Sample workflows, schemas, documents, and integrations for LandingAI's Agentic Document Extraction (ADE) — a service that parses and extracts structured data from any document, with no templates required.
Try the visual playground: va.landing.ai/
Each subdirectory is a standalone sample project. They are organized into four categories:
| Category | What you'll find |
|---|---|
| Workflows | Reusable integration patterns — quickstart, RAG, serverless, Snowflake |
| Use Cases | Domain-specific extraction demos — invoices, food labels, utility bills, certificates |
| Events | Demos and tutorials built for specific conferences and courses |
| Other | Standalone utilities, such as the SEC EDGAR pipeline |
All ADE samples need a LandingAI API key. Get one at va.landing.ai/settings/api-key.
Set it as an environment variable or in a .env file in the project directory:
export VISION_AGENT_API_KEY=your_api_key_hereMost projects use the landingai-ade Python library:
pip install landingai-adeEach project has its own README with setup and usage instructions.
The minimal starting point. Follows the ADE Quickstart Guide: parse a document, then extract structured fields using a Pydantic schema.
Handles mixed document types in a single batch. Automatically classifies each document (e.g., pay stub, bank statement, investment statement), then applies the correct extraction schema. Includes bounding-box visualizations for every extracted field.
Async batch parser that processes many documents concurrently and writes chunks with bounding-box coordinates to CSV — ready to load into a vector database like ChromaDB.
Asynchronous job submission for large PDFs (up to 1 GB / 1,000 pages) that exceed the standard synchronous API limits. Includes polling, progress tracking, and automatic handling of inline vs. URL-based results.

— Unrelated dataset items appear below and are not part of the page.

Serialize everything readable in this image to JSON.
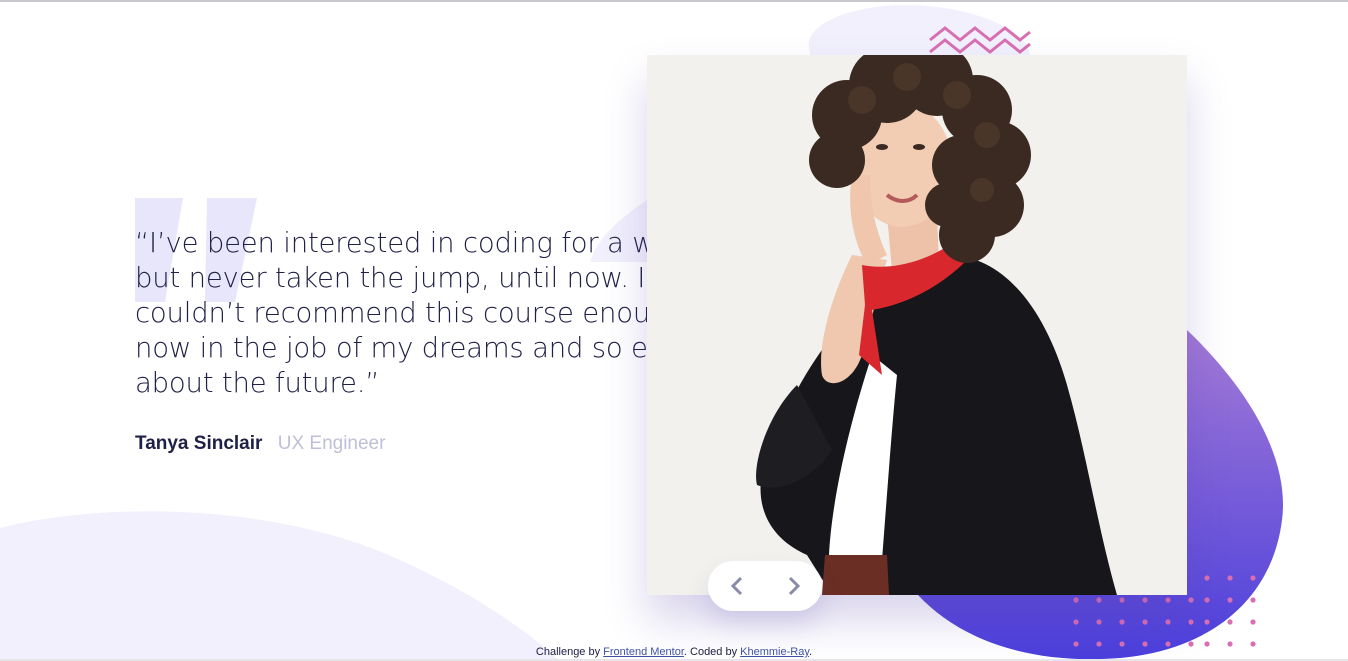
{
  "testimonial": {
    "quote": "“I’ve been interested in coding for a while but never taken the jump, until now. I couldn’t recommend this course enough. I’m now in the job of my dreams and so excited about the future.”",
    "name": "Tanya Sinclair",
    "role": "UX Engineer"
  },
  "photo": {
    "alt": "Tanya Sinclair"
  },
  "navigation": {
    "prev_icon": "chevron-left-icon",
    "next_icon": "chevron-right-icon"
  },
  "footer": {
    "prefix": "Challenge by",
    "frontend_mentor": "Frontend Mentor",
    "middle": ". Coded by",
    "coder": "Khemmie-Ray",
    "suffix": "."
  },
  "colors": {
    "text": "#202046",
    "role": "#c0bfd8",
    "accent_purple": "#6b53d6",
    "blob_light": "#f1f0fc",
    "zigzag": "#d86fb3",
    "dots": "#d86fb3",
    "link": "#3e52a3"
  }
}
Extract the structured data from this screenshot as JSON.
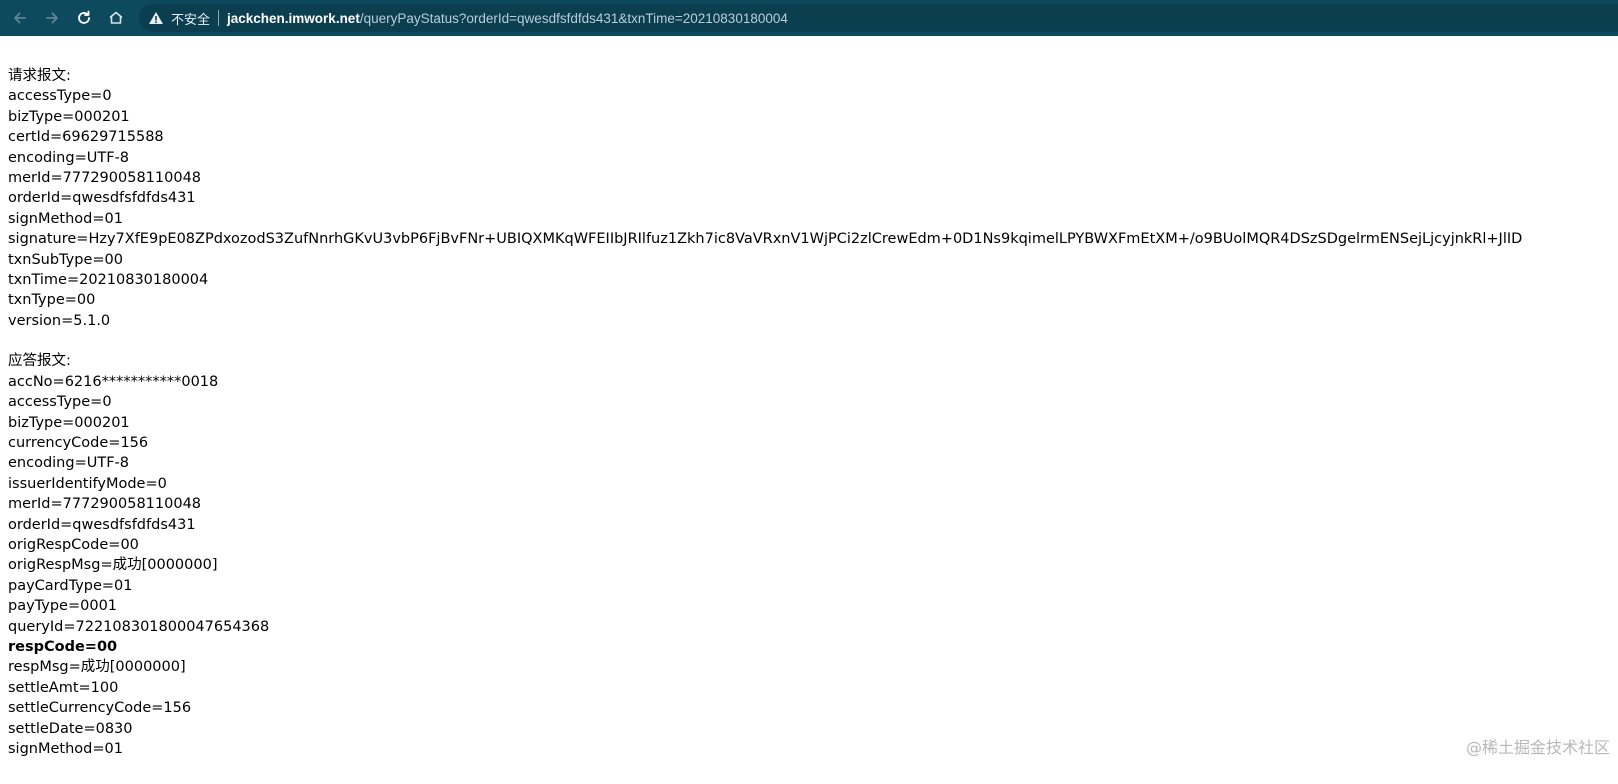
{
  "browser": {
    "security_label": "不安全",
    "url_host": "jackchen.imwork.net",
    "url_path": "/queryPayStatus?orderId=qwesdfsfdfds431&txnTime=20210830180004"
  },
  "request": {
    "heading": "请求报文:",
    "lines": [
      "accessType=0",
      "bizType=000201",
      "certId=69629715588",
      "encoding=UTF-8",
      "merId=777290058110048",
      "orderId=qwesdfsfdfds431",
      "signMethod=01",
      "signature=Hzy7XfE9pE08ZPdxozodS3ZufNnrhGKvU3vbP6FjBvFNr+UBIQXMKqWFEIIbJRIlfuz1Zkh7ic8VaVRxnV1WjPCi2zlCrewEdm+0D1Ns9kqimelLPYBWXFmEtXM+/o9BUolMQR4DSzSDgelrmENSejLjcyjnkRl+JlID",
      "txnSubType=00",
      "txnTime=20210830180004",
      "txnType=00",
      "version=5.1.0"
    ]
  },
  "response": {
    "heading": "应答报文:",
    "lines": [
      "accNo=6216***********0018",
      "accessType=0",
      "bizType=000201",
      "currencyCode=156",
      "encoding=UTF-8",
      "issuerIdentifyMode=0",
      "merId=777290058110048",
      "orderId=qwesdfsfdfds431",
      "origRespCode=00",
      "origRespMsg=成功[0000000]",
      "payCardType=01",
      "payType=0001",
      "queryId=722108301800047654368",
      "respCode=00",
      "respMsg=成功[0000000]",
      "settleAmt=100",
      "settleCurrencyCode=156",
      "settleDate=0830",
      "signMethod=01"
    ]
  },
  "watermark": "@稀土掘金技术社区"
}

Deploys ADE as a Docker-based AWS Lambda function triggered by S3 uploads. Supports both parse-only and structured extraction modes. Includes build.sh and deploy.sh scripts.
Full Snowflake-native pipeline: upload documents to a Snowflake stage, apply ADE to parse and extract, enable RAG with Cortex Search, query structured fields with Cortex Analyst, and surface everything through a Cortex Agent. Uses FDA medical device documents as the example.
Extracts 27 structured fields from food label images — product name, brand, weight, serving size, certifications (organic, non-GMO, kosher), and dietary claims. Demonstrates parse-once, extract-multiple-times for different schemas.
Extracts header fields and line items from invoices using a nested Pydantic schema with six sub-models.
Extracts account information, billing period, charges, and usage data from utility bills using a JSON schema.
Extracts CME certificate fields — provider, activity title, credit hours, completion date — from continuing education certificates.
Conference demo: classify and extract from mixed financial documents (pay stubs, bank statements, investment statements) with bounding-box visualizations. Includes a caching layer to speed up re-runs.
Course lesson: deploy ADE as a Lambda function, store results in S3, build a Bedrock knowledge base from parsed markdown, and create a medical document chatbot with conversation memory.
End-to-end tutorial: extract structured data from PDFs, evaluate accuracy against a golden set, and iteratively refine the extraction schema until all fields reach ≥ 95% accuracy. Demonstrates the full Parse → Build Schema → Extract → Evaluate loop using the REST APIs directly (no Python SDK required for the Build Schema step).
Webinar demo: SQL setup script and schema for parsing FINRA award documents inside the Snowflake ADE native application.
Standalone utility for fetching SEC EDGAR 10-K and 8-K filings by ticker symbol and converting them to PDF. Does not use ADE — useful as a document source for ADE extraction pipelines.